この時期におすすめなのが、「数字を眺めること」です。といっても、難しい分析をする必要はありません。売上が伸びている商品、あまり動いていない商品、利益を出している仕事、忙しい割に儲からない仕事、こうしたことを、ざっくりとでいいので書き出してみる。それだけでも、自社の姿が少し違って見えてきます。もう一つは、「やらなくてもいい仕事」を探すことです。長く事業を続けていると、「昔からやっているから」「とりあえず続けている」という仕事が増えていきます。もちろん、それ自体が悪いわけではありません。ただ、本当に今の経営に必要なのか、一度立ち止まって考えてみる価値はあります。2月は、その棚卸しをするのにちょうどいい時期です。
人のことも同じです。誰がどんな役割を担っているのか、負担が偏っていないか。普段は見過ごしがちな部分ですが、忙しくなる前に一度見直しておくと、後々かなり楽になります。
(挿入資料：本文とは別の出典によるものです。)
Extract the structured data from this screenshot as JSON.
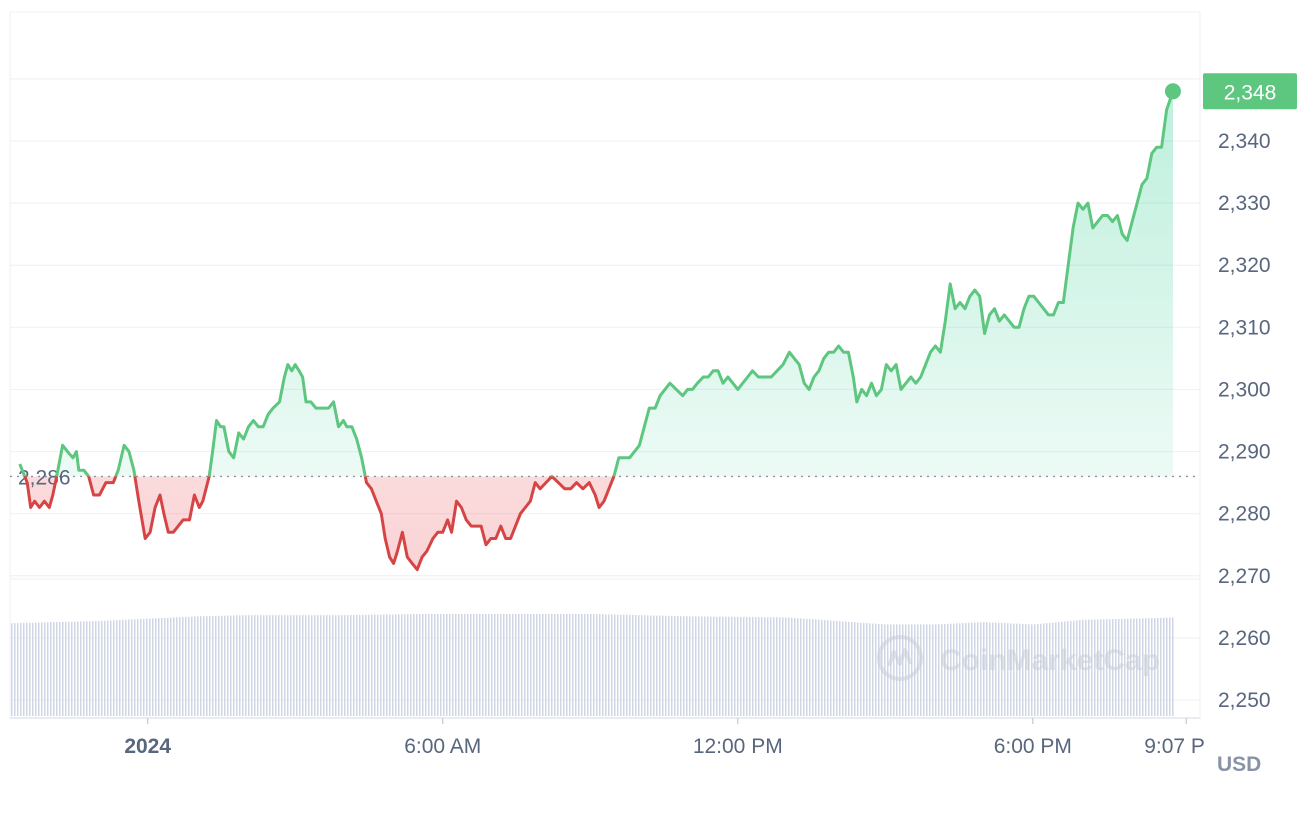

大きく変えなくても、「把握している」だけで違います。
2月は短い月です。だからこそ、何か大きな成果を出そうとしなくていいと思います。その代わり、「考えた」「整理した」という実感を残す月にしてみてください。派手なことは何も起きませんが、その静かな準備が、春以降の経営を支えてくれます。気づけば今年も、もう十二分の一が過ぎました。2月をどう使うかで、この一年のリズムは意外と決まってしまいます。慌ただしく過ぎ去らせてしまうのか、それとも少し立ち止まるのか。そんなことを考えながら、この短い2月を過ごしてみるのも悪くないかもしれません。